Not long after Roy has his list made up and has asked four of the Vaec to watch the building in which the Terrans reside, one person on the list is murdered. It was made to look like an accident, as if the victim had been stung by one of the local insects, but Roy discovers that the murder was executed by a very clever trap that apparently had been set for Dr. James. After interrogating the Vaec observers Roy feels that he has all of the clues necessary to solve the murder, but he can't yet see the pattern.

Later Roy goes to the Vaec village, where the aliens subject him to several tests that reveal to him a procedural error that he's been making in his investigation. He also discovers that the Vaec are teledynes, that they possess the power of telepathy and the ability to teleport objects. As Roy returns to the Terran base the murderer attempts to kill him, but the Vaec thwart the attempt.

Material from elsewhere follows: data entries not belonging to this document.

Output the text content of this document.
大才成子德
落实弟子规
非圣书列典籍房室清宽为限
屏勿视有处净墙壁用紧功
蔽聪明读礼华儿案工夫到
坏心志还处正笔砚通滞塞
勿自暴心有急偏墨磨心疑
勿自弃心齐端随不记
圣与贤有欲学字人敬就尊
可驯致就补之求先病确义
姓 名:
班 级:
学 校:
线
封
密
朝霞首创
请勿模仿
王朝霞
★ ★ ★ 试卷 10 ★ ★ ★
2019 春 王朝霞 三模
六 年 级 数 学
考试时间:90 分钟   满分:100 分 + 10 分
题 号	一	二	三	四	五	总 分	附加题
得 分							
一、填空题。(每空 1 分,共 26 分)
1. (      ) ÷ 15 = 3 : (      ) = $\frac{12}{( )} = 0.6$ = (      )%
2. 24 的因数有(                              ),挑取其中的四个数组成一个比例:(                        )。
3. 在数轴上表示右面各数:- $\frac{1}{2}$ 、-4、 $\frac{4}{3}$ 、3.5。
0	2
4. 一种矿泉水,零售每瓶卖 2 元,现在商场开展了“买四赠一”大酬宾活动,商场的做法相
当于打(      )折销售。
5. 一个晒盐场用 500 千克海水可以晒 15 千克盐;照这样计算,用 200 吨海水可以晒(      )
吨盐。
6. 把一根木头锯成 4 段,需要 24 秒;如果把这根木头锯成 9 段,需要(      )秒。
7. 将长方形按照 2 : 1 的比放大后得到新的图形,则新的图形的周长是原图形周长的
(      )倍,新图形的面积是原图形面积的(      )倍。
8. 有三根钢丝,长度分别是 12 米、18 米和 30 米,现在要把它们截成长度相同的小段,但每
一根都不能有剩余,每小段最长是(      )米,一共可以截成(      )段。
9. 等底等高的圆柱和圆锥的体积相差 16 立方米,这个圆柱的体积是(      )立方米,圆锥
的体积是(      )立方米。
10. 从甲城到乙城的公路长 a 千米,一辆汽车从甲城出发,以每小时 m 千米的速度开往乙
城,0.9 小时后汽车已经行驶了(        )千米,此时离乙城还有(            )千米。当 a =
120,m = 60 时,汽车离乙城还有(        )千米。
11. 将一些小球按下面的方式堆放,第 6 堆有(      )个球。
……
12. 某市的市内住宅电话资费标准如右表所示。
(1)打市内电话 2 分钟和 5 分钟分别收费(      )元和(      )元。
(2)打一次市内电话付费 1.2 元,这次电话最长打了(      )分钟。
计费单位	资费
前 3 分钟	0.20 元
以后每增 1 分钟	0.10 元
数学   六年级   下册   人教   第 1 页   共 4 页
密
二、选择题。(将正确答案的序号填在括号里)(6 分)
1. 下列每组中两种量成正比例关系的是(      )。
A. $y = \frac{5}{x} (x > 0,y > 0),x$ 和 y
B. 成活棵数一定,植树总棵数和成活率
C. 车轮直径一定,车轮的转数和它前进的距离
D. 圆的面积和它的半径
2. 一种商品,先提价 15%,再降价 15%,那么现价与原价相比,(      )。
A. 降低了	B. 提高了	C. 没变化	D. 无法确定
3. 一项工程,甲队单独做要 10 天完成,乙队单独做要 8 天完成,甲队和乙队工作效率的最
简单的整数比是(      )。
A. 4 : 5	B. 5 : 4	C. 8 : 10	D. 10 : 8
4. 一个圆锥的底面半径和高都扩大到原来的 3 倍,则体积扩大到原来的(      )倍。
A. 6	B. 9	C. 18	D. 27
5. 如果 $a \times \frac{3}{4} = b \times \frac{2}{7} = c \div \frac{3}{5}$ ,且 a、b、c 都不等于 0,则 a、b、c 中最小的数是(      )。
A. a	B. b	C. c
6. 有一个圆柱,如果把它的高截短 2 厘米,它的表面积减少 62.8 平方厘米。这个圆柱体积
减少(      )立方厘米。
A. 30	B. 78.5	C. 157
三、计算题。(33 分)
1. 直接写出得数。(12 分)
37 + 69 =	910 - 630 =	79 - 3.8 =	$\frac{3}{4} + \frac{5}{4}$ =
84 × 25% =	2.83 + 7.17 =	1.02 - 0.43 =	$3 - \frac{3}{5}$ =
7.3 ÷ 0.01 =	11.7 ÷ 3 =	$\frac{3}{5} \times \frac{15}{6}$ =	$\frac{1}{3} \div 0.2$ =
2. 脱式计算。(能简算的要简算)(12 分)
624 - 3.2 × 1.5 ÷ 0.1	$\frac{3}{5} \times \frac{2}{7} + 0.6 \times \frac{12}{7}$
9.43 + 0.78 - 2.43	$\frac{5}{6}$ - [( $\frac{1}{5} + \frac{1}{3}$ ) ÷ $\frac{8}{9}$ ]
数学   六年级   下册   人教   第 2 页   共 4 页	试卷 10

At last Roy solves the mystery and, in good murder mystery fashion, he gathers all of the participants together to reveal the killer. At the same time the Vaec reveal that they are long-lived members of a highly advanced civilization and that they are cutting off all contact with Terrans until the Terrans properly fulfill their potential.

==Development history==

In the Foreword Lowndes writes,

Back in the early 40s, I remember a bull-session that some of us had with John W. Campbell, where he stated definitively that there could never be any such thing as a science-fiction detective story in the traditional “murder mystery” sense. His reason for this proclamation was that since almost anything can happen in a science-fiction story – the villain can pull any sort of dingus or super-phenomenon out of his hat – the reader would never have a fair chance to solve the mystery.
I didn’t quite believe it, yet I couldn’t think of any counter-argument to throw at John at the time. But, as Holmes would have said, it was all so absurdly simple! Of course there can be science-fiction murder mysteries, offering the reader as good a chance to solve the crime as he has in any ordinary murder-mystery where the author is playing fair. And you can have science-fiction wonders and dinguses and super-scientific phenomenon, too: you just make it clear that nothing essential to the solution of the crime is wrapped up in super-science, or intricate phenomenon and extrapolation that only a scientific wizard could be expected to unravel. The motives, methods, and clues must all lie within the range of what is clearly presented to the reader. I hope Puzzle Planet will convince you that the murder mystery does have a place in science fiction.

==Publication history==
- 1961, US, Ace Books (Ace Double #485), paperback (119 pp).
- 1962, Germany, Erich Pabel Verlag (Rastatt), Utopia Zukunftsromane #357, as Das Rätsel Carolus (The Carolus Riddle).
- 2011, US, Armchair Fiction, ISBN 978-1-61287-005-2, Jan 2011, paperback (216 pp).

==Reviews==
The book was reviewed by
- P. Schuyler Miller at Analog Science Fact - Fiction (July 1961).